Ditadura Argentina: Governo Milei divulga vídeo controverso nos 50 anos do golpe, enquanto país relembra as vítimas
Nesta terça-feira (24), a Argentina marcou os 50 anos do golpe militar que deu início a um dos períodos mais sombrios de sua história. O regime, que vigorou entre 1976 e 1983, é lembrado como um dos mais violentos do continente, com estimativas de cerca de 30.000 opositores mortos e milhares de desaparecidos e torturados.
Em contraste com a memória coletiva e as manifestações que tomaram as ruas de Buenos Aires, o governo do presidente Javier Milei optou por divulgar um vídeo que levanta questionamentos sobre a forma como o passado recente é lembrado, gerando forte repercussão.
A peça audiovisual, divulgada pela Casa Rosada, centro do poder executivo argentino, apresenta depoimentos que buscam relativizar os crimes cometidos durante a ditadura militar, focando em narrativas individuais e críticas ao kirchnerismo, que tem sido um dos principais articuladores da luta pela responsabilização dos militares envolvidos no regime. Conforme informação divulgada pelo portal G1, o vídeo busca apresentar uma perspectiva diferente sobre o período.
Vídeo oficial levanta polêmica com depoimentos e críticas
O vídeo, com pouco menos de oito anos de duração, contém duas entrevistas. A principal delas, gravada na própria Casa Rosada, traz o depoimento de Miriam Fernández. Ela foi uma das centenas de crianças cujos pais biológicos foram mortos em centros de tortura do regime militar.
Fernández, adotada ainda bebê por uma família leal aos militares, defende seus pais adotivos, um ex-policial e sua esposa, que foram condenados por crimes relacionados à ditadura. “Um pai não é aquele que te traz ao mundo, mas sim aquele que te cria”, afirma Fernández, argumentando que seus pais adotivos são os verdadeiros responsáveis por sua criação.
Ela também expressa o desejo de “deixar o passado em paz”, relatando ter sofrido preconceito por pertencer a uma família que apoiou o regime autoritário. Fernández critica a Associação Avós da Praça de Maio, dedicada a encontrar netos adotados clandestinamente durante a ditadura, acusando-a de “misturar política” com suas ações e relata ter sido submetida a um teste de DNA para confirmar sua identidade biológica.
Milhares marcham em Buenos Aires em ato de memória
Enquanto o governo divulgava o polêmico vídeo, dezenas de milhares de pessoas marcharam pelas ruas de Buenos Aires em uma jornada de memória pelos 50 anos do golpe de Estado. Sob o lema “Nunca mais”, que se tornou um marco para gerações, a mobilização reuniu organismos de direitos humanos, sindicatos e organizações sociais.

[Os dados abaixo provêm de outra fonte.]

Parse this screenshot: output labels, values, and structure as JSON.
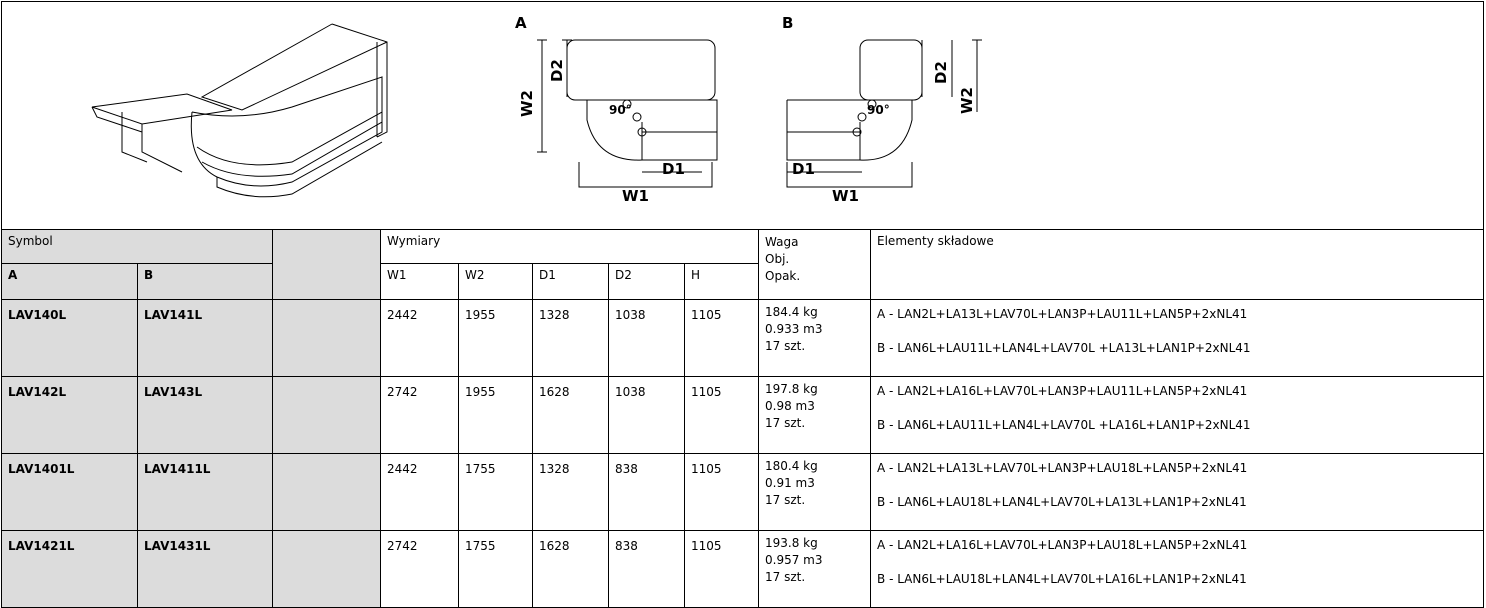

A marcha se estendeu da Praça de Maio até a Avenida 9 de Julho e ruas adjacentes, todas tomadas por manifestantes que carregavam fotos de desaparecidos. A convocatória para atos em todo o país reforçou o sentimento de memória e a luta pela justiça.
O legado da ditadura militar na Argentina
O regime militar que governou a Argentina entre 1976 e 1983 deixou um rastro de dor e violência. Estima-se que mais de 30 mil opositores foram mortos, e milhares outros torturados em centros clandestinos de detenção, como a ESMA (Escola de Mecânica da Armada), um dos símbolos da república.
A luta por justiça e memória continua sendo um pilar para a sociedade argentina, com o objetivo de garantir que os crimes cometidos durante a ditadura militar nunca sejam esquecidos ou relativizados. A data de 24 de março se tornou o Dia da Memória, Verdade e Justiça na Argentina, um lembrete constante da importância de preservar a história e defender os direitos humanos.